Silence à nouveau. Paul se l’imaginait, le téléphone contre la joue à analyser la réponse qu’elle pourrait donner.

Mais elle réussit à le surprendre à nouveau, en disant:

– Retrouve-moi ce soir. A Litten Tree, au bout de Heltford Street, près du Bull Yard. On en parlera.

– Je verrai si je peux te caser. Trop de travail ici.

– Sois au rendez-vous. Huit heures.

CHAPITRE NEUF

Rick regardait Kirkland aligner le putt, la routine, en maintenant le putter tel un pendule comme si cela allait modifier en quoi que ce soit son coup foireux. Il regarde les genoux cagneux s’accroupir au-dessus de la balle, comme Jack Nicklaus, mais à chaque fois qu’il rabat le putter pour lancer le coup, il dépasse la ligne et pousse le putt. Rick a vu cela se produire maintes fois, mais il était si heureux de gagner qu’il ne voulait pas que Kirkland sache ce qui clochait.

Il passait ses vendredi après-midi sur le parcours de golf, en avoir pour ses treize milles balles d’adhésion en doses hebdomadaires. Il lui a fallu trois ans pour réussir à avoir des parrains. Maintenant qu’il avait réussi, il allait bien profiter de son adhésion à chaque fois qu’il le pouvait, il ne laissera pas l’herbe lui pousser sous les pieds. Vendredi était le jour idéal, mais il essayait de jouer dans des tournois les week-ends, s’il pouvait, pour réduire son handicap.

Le parcours s’appelait Shooters Hill, à Greenwich, à quelques kilomètres de Canary Wharf, bien que ce soit assez difficile à croire. Les panoramas des pentes douces du nord de Kent, brillantes en ce moment de l’année sous un soleil doux de fin d’après-midi. Vu son travail, il pensait que ce serait à en mourir de rire de devenir membre de ce club particulier, mais ça lui ressemblait bien. Et s’il pouvait également l’emporter sur Kirkland, c’était un bonus.

Le putt de Kirkland glissa à côté du trou. Et voilà, il n’apprendra jamais. Rick aspira grandement à travers ses dents.

– De très près, mon pote. Putt difficile.

Kirkland putta la balle à l’extérieur en étant sur la ligne de Rick, puis prit sa balle du trou, plia un genou et plaça son autre jambe derrière pour se mettre en équilibre, telle une cigogne. Il était nouveau au département et Rick l’avait pris sous son aile, mais il n’allait pas le dorloter non plus! Si vous êtes dans le département, c’est que vous avez déjà ce qu’il fallait et que vous pouvez vous défendre tout seul.

Le tee suivant était en trois coups, Rick commença le premier… lorsque son téléphone sonna.
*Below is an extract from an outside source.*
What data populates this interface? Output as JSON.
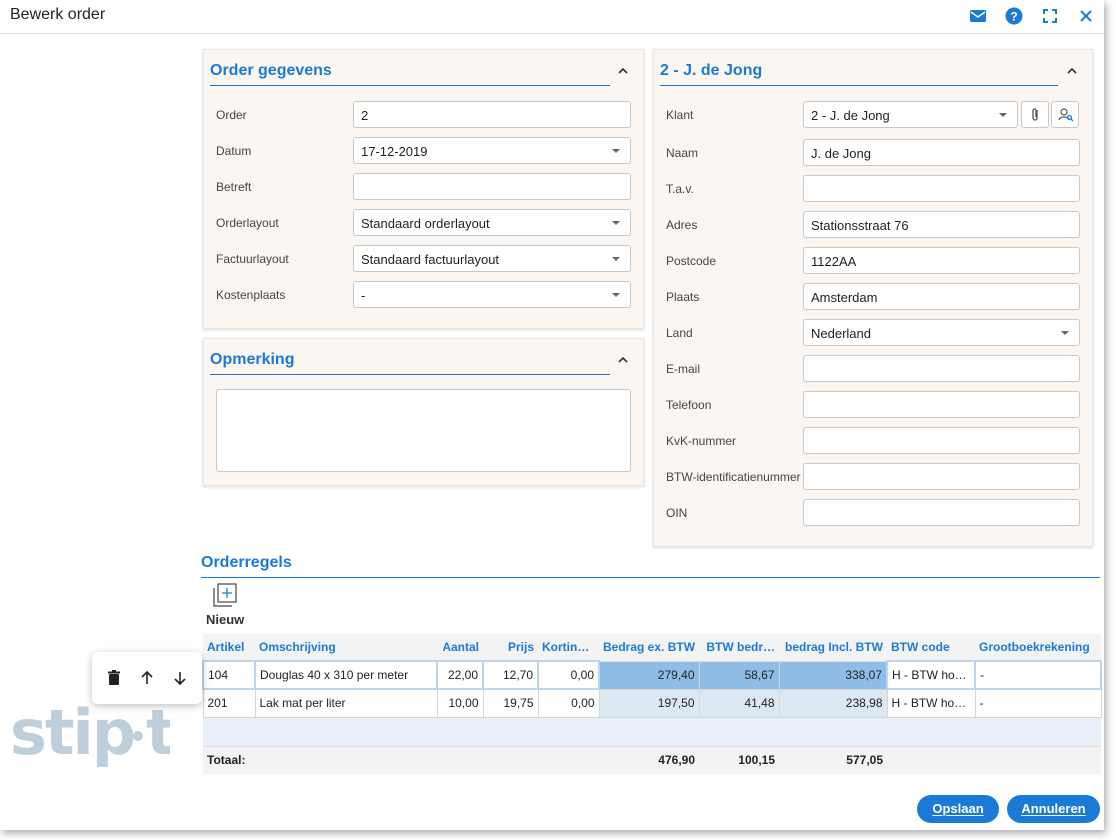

Kirkland leva les bras, Tu plaisantes, Rick jetant un coup d’œil sur l’écran et leva son index: Je dois répondre à ce coup de fil.

– D’accord, enfoiré, pourquoi tu ne m’as pas dit que tu partais? Et où diable es-tu? dit-il au téléphone.

La voix de Storey calme comme d’habitude, cette façon de sembler être à des distances tout en étant assis sur la chaise d’à côté. C’était un don de délimitation. Ça le rendait bon dans son travail.

Lorsqu’il en avait un!

– Je ne voulais pas te parler, dit-Storey, tu sais très bien ce que tu aurais dit.

– Tu as raison, même si je ne crois pas que j’aurais beaucoup parlé – je t’aurais plutôt assommé. Un boulot rapide puisque de toute façon tu n’as pas de bon sens.

– C’est ma décision, Rick. Je ne pouvais pas continuer, et puis je ne pouvais pas rester en ville. De plus, mon père est mort. J’avais des choses à régler.

Cela réfréna Rick, mais pas pour longtemps. Il croyait en la famille, mais il pensait que Storey a dû passer outre, faire une pause comme le recommandaient les psys, puis pouvoir revenir et se remettre en selle, comme on dit.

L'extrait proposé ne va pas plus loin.